Zo belanden we bij “chaos-based learning”, dat put uit zowel toepassingen als Chaos Monkey of CloudStrike als de praktische realiteit. Natuurlijk zal er veel programmeercode nodig zijn die developers moeten implementeren om grotere problemen aan te pakken. Ook vereist de chaos-insteek een andere gedachtegang dan voorheen, waarbij het niet zaak is om groen licht te krijgen vanuit QA maar actief te zoeken naar zwaktes.

Toch kan dit leiden tot kleinere “mean-time-to-resolution” voor problemen, omdat ze gepland kunnen worden. Daadwerkelijke problematiek schijnt de magische en ergelijke capaciteit te hebben om op de vervelendste momenten plaats te vinden. 3 uur ’s nachts op een zondag, bijvoorbeeld. Chaos-toetsing kan juist gepland worden wanneer support engineers beschikbaar zijn.

Vaccin

Crisismanagement zal van alle tijden blijven. Echter toont het voorbeeld van ex-Amazon development manager Kolton Andrus aan wat een incidentele uitval kan betekenen voor grote bedrijven. Hij sprak in een presentatie uit 2019 over een probleem waardoor Amazon.com drie kwartier uit de lucht was, met miljoenen dollars aan verloren omzet tot gevolg. Hij geeft aan dat het waarschijnlijk is dat grote incidenten juist plaatsvinden op momenten van grote drukte, dat een lucratieve dag kan transformeren tot een gemiste kans.

Omdat systemen nu continu veranderen en onoverzichtelijk groot zijn, meent Andrus dat de oude aanpak niet meer werkbaar is. Updates komen niet meer elk kwartaal, maar veelal wekelijks. “Er is altijd iets dat niet helemaal goed werkt,” stelt hij. Dit geldt niet alleen voor een individuele speler als Amazon, maar het gehele internet. De oplossing: chaos engineering, ofwel “breaking things on purpose”.

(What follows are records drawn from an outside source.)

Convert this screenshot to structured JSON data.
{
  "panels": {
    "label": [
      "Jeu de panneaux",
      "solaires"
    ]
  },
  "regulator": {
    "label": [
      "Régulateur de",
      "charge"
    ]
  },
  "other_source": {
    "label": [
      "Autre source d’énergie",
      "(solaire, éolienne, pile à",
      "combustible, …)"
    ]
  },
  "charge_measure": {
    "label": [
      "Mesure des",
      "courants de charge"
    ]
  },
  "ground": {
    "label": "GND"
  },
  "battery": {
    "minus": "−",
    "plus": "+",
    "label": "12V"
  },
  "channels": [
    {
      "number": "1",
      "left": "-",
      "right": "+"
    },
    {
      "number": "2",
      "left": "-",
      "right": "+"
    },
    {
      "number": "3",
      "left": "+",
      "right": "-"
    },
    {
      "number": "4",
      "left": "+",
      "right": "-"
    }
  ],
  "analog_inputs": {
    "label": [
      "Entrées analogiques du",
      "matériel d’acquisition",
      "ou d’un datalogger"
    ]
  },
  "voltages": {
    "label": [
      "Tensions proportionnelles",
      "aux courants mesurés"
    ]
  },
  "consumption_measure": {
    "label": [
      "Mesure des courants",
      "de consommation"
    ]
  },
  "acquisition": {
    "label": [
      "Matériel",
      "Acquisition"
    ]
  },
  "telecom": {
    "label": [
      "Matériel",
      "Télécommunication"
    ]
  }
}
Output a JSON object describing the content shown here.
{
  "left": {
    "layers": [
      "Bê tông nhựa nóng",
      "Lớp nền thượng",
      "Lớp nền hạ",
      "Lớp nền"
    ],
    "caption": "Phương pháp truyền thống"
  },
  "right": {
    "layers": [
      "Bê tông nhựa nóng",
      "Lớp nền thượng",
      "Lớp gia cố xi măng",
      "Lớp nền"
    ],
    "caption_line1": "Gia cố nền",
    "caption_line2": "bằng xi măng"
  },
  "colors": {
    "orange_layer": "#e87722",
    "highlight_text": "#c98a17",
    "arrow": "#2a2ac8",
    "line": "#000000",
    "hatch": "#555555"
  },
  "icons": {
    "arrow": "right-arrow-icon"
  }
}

Door in te stellen op chaos, gedragen deze soort problemen zich als een virus, dat door een vaccin moet worden geweerd. Het is dezelfde metafoor als die bij Andrus’ presentatie. Immers heb je als engineer je systemen al getraind op chaotische acties met georganiseerde reacties. Andrus haalt eveneens brandoefeningen aan: niemand kan rekenen op een veilige en zorgvuldige evacuatie zonder erop voorbereid te zijn. In een wereld waarin online omgevingen in steeds meer sectoren essentieel worden, kunnen we niet werken met systemen die “hopelijk” in een crisissituatie snel weer operationeel gemaakt kunnen worden. Voor de geruststelling van gebruikers en werkbaarheid voor software-engineers, is chaos nodig als partner tegen ellende.